If you are an inventor who is looking for help from the University or other potential investors to commercialize your invention, you will likely come across an assignment agreement asking you to transfer ownership of the intellectual property rights associated with your invention in exchange for funding or marketing services.
However, upon reading such an agreement you may also notice that you are being asked to waive your “moral rights” to your invention under the Copyright Act. This may catch you off guard and question whether you are being asked to abandon your moral or ethical principles for the sake of marketing your invention.
Rest assured, that first and foremost, the word “moral” has a different meaning in the context of Canadian Copyright Law than it does in the context of ethics. This article aims to ease the minds of the inventors who come across such a waiver of moral rights by explaining what moral rights are, when a moral rights issue may arise, and why anybody would want an inventor to waive their moral rights in the first place.
What are Moral Rights?
In general, there are two kinds of rights afforded to the author of a work under the Canadian Copyright Act: Economic Rights and Moral Rights. Economic rights include ownership and reproduction rights, which are the rights that enable an owner to generate revenue from the work, such as selling copies of the work or other commercial activities with it.
Moral rights, on the other hand, include the following rights that cannot be assigned:
- To prohibit other people from distorting, mutilating or modifying the work, to the prejudice of the honour or reputation of the author;
- To prohibit other people from using the work in association with a product, service, cause or institution, to the prejudice of the honour or reputation of the author; and
- To be associated with the work as its author by name or under a pseudonym and the right to remain anonymous, where reasonable in the circumstances.
When might a Moral Rights issue arise?
Issues regarding an infringement of moral rights rarely arise and are scarcely tried in court. This is likely due to the fact that there is little to no money involved in the enforcement of moral rights. Although the remedies available for the infringement of economic rights are also available for the infringement of moral rights, the most realistic remedy for the protection of moral rights is an injunction.

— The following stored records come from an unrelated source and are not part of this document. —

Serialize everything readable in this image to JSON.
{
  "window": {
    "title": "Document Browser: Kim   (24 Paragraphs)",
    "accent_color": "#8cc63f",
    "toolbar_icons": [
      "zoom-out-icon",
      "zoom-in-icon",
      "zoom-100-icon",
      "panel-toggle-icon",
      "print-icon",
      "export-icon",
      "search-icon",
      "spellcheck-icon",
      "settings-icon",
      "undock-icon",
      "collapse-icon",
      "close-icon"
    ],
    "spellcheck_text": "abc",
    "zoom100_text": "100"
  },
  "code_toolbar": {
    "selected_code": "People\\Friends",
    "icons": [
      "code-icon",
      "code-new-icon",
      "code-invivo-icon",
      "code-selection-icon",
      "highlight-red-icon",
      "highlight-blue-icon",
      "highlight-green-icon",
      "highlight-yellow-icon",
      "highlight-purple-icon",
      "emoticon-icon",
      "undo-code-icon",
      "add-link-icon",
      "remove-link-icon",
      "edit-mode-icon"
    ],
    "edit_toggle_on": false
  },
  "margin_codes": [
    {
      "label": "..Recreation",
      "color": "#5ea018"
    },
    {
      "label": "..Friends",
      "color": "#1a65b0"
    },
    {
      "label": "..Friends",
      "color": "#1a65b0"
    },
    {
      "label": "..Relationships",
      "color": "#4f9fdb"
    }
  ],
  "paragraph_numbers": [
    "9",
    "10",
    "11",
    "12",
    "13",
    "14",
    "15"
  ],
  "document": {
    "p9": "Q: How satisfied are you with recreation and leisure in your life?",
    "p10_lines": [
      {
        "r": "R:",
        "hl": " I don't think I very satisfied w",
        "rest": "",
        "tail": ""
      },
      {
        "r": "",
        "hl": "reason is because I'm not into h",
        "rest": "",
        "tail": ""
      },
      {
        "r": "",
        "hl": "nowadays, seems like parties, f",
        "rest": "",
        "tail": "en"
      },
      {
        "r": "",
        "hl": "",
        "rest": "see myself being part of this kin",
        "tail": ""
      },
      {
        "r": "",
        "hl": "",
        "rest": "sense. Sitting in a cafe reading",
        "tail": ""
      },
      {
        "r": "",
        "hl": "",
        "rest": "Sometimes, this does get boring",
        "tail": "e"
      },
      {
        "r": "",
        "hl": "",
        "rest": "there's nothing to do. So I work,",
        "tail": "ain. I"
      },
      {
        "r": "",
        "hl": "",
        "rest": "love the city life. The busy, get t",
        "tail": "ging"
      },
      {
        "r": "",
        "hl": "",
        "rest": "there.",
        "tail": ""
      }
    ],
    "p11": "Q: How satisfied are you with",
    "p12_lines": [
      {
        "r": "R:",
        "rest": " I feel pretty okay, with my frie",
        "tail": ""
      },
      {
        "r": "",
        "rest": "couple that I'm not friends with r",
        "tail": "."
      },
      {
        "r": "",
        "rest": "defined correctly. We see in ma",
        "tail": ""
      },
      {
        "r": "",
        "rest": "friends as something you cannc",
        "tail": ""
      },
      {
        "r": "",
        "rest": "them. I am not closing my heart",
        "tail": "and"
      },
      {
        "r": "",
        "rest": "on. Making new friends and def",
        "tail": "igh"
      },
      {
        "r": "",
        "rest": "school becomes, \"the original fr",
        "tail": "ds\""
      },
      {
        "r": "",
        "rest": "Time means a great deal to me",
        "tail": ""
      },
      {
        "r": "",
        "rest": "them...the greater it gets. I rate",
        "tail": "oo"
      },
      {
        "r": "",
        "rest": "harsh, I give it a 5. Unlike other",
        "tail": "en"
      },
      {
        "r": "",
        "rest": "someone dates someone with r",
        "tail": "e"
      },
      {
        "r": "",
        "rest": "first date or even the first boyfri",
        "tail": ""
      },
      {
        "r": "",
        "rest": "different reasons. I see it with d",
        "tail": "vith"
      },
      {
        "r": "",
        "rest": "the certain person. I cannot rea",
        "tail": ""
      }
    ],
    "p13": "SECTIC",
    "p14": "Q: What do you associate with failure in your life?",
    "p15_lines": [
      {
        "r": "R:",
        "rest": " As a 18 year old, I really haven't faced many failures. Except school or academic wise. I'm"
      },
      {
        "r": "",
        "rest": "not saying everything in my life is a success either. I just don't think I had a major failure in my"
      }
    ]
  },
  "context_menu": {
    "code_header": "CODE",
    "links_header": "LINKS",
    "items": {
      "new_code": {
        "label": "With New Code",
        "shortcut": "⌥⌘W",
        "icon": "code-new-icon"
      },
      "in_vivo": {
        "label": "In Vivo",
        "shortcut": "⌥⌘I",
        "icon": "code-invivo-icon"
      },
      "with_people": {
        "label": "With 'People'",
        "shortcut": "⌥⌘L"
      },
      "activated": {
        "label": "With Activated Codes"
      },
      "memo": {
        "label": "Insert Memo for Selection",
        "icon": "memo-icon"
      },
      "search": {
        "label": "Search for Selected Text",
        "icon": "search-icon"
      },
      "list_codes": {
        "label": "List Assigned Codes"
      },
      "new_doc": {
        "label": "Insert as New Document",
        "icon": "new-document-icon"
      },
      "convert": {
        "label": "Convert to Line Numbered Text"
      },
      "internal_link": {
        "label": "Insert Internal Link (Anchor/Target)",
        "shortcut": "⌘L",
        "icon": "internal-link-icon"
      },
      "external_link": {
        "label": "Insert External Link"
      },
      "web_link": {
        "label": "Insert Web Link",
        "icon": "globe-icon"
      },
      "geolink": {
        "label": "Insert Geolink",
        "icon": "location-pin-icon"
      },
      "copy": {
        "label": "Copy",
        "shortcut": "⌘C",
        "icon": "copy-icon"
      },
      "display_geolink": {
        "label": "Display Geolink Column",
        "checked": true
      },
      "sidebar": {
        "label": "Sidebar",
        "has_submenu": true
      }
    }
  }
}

For example, in Snow v Eaton*, Canadian artist Michael Snow brought a complaint against the Eaton Centre for attaching Christmas ribbons on one of his best known sculptures, which depict Canada geese flying above the heads of avid shoppers. Ultimately, the Eaton Centre was ordered to remove the Christmas ribbons because Snow’s consent was not obtained to “modify” the sculpture, and such a modification was found to be prejudicial to his honour and reputation. Notably, even though Snow had already transferred ownership of the sculpture to the Eaton Centre, as the original sculptor, he retained the moral rights which allowed him to obtain an injunction in the circumstances. Subsequent cases clarified that a finding of prejudice to one’s honour or reputation involves both an objective and a subjective component of reasonableness. As a result, courts rarely find that an individual’s moral rights has been infringed.
Why would anybody want me to waive my Moral Rights anyway?
After hearing about the story in Snow v Eaton, you may be thinking that such a finding of moral rights infringement is extreme or unusual and thus be satisfied that your moral rights would never be infringed in a manner that would prejudice your honour or reputation. Alternatively, you might instead be wanting an example that is more applicable to your invention which may be mass-produced product or a computer program as opposed to an artistic work. So imagine that you have assigned the rights to your invention to the University and they are now responsible for marketing your invention or seeking out potential licensees. To effectively attract licensees or obtain an adequate return on investment, the University may want to change the name of the invention or offer the potential licensee the freedom to market the invention however they please. If the moral rights of the inventors are still in place, it could then be necessary for the University or the potential licensees to seek the consent of the inventors every time they want to change the way they market the invention, which could be overly burdensome on all parties as a minimum. From a licensee’s perspective, that lack of freedom to make their own business decisions could be a deal-breaker.
Nevertheless, the University always has the best interests of the inventor in mind when seeking out potential licensees, and in doing so, the University hopes to alleviate the burden of handling correspondences and negotiations from the inventor. Equally, potential licensees prefer to negotiate with a single party as opposed to negotiating with both the assignee and the original inventor(s).
In the context of WORLDiscoveries, that single party is a designated team from the University who is typically perceived as being better equipped and more experienced in dealing with such matters. Thus, the inclusion of a moral rights waiver can be thought of as a “just-in-case” clause protecting the freedom of the University to market the invention more effectively and efficiently.
Finally, there is even less cause for concern if the waiver includes an exception which permits the inventor to continue being associated with their invention by name for academic purposes, which is often the case.
* Snow v The Eaton Centre Ltd et al (1982), 70 CPR (2d) 105.